Some may see it as a last ditch effort of the so-called Bloomberg Nanny state, but City Health Commissioner Tom Farley says with their new subway ad campaign they're simply trying to raise awareness of a growing problem.
"Five percent of young adults 18 to 44, use their headphones five to seven days a week, for more than four hours a day, that’s enough to cause hearing problems,” said Farley.
Of those cranking up their headphones at that level, one in four is already reporting hearing loss.
Dr. Ronald Hoffman, director of the Ear Institute at the New York Eye and Ear Infirmary walked us through what's really happening when we pump up the volume- too much.

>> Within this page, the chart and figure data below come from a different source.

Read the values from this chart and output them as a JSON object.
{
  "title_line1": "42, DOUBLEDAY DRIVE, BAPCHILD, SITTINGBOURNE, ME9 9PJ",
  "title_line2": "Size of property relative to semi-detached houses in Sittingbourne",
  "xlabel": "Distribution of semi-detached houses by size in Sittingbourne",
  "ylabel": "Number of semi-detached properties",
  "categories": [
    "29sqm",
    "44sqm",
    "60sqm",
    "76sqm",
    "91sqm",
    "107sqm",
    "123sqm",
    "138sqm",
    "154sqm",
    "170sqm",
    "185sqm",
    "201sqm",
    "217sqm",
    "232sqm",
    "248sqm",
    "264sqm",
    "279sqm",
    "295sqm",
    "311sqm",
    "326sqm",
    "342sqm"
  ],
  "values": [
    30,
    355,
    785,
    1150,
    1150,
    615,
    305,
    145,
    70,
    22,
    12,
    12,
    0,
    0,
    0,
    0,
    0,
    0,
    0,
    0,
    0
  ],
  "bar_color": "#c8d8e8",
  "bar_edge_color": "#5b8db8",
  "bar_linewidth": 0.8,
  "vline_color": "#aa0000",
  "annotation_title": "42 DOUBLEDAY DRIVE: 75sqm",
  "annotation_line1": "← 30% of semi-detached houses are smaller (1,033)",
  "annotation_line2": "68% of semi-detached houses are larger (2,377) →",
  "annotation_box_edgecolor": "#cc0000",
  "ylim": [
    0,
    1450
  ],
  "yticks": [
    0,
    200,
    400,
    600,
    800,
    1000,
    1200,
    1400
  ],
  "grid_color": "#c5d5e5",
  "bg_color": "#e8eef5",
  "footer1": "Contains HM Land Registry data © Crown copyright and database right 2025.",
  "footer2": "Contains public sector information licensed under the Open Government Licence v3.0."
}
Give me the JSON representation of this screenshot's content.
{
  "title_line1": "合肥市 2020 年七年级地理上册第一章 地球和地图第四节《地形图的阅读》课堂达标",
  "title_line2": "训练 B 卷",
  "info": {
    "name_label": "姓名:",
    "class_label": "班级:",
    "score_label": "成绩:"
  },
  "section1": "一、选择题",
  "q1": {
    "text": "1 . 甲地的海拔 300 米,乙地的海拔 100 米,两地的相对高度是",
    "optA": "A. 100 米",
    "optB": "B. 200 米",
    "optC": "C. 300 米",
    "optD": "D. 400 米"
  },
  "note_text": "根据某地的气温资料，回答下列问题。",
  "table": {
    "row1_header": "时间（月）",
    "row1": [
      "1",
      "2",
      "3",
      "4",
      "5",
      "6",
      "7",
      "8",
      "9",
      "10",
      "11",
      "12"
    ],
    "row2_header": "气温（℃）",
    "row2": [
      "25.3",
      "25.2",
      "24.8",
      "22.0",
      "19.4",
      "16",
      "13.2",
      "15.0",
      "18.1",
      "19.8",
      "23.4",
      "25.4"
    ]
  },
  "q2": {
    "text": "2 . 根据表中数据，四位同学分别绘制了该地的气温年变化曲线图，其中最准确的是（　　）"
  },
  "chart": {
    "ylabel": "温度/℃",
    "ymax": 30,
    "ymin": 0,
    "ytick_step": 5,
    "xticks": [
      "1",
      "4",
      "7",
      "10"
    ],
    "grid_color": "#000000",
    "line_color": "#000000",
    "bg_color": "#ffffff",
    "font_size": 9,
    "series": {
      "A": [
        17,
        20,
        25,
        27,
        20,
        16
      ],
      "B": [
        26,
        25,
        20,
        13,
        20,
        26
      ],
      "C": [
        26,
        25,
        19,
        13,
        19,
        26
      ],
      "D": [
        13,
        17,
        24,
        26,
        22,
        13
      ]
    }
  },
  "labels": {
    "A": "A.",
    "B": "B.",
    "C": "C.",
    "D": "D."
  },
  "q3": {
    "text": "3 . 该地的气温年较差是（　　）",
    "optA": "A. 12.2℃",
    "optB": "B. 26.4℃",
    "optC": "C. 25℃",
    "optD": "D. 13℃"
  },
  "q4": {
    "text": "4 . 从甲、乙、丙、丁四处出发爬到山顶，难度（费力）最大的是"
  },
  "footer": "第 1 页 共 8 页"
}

"There are little cells inside your inner ear that have hairs on them, they're called hair cells. When the mechanical energy from the environment get's into your ear, those little hairs move," said Dr. Hoffman.
The hair cells convert that mechanical energy into electrical energy, which sends a signal to the brain, and you hear.
"What we know is that loud sound disrupts those hair cells, it actually destroys them and as a result you end up with a hearing loss,” said Dr. Hoffman.
Signs of hearing damage include a stuffy or clogged feeling in your ear.
Some hear ringing, humming or buzzing, it’s called tinnitus.
"We are recommending that if people have hearing problems that they go and get checked, use high volumes for shorter periods of time, take regular breaks, never listen at maximum volume and never put the volume up to drown out external noise, particularly on the subway,” said Farley.
Some may be thinking, sometimes my ears do ring or hurt, but they recover.
"You have a transient loss of hearing and it comes back, but what happens over time is transient drop, back; transient drop, almost back; transient drop, back a little less; transient drop, less even more, and at the end of the day your left with a permanent hearing loss,” said Dr. Hoffman.
So Hoffman suggests training ears to hear lower volumes.
"If you set the volume low, you’ll adapt to it,” he said.
The Health department also suggests using the volume limiting feature on your listening devices.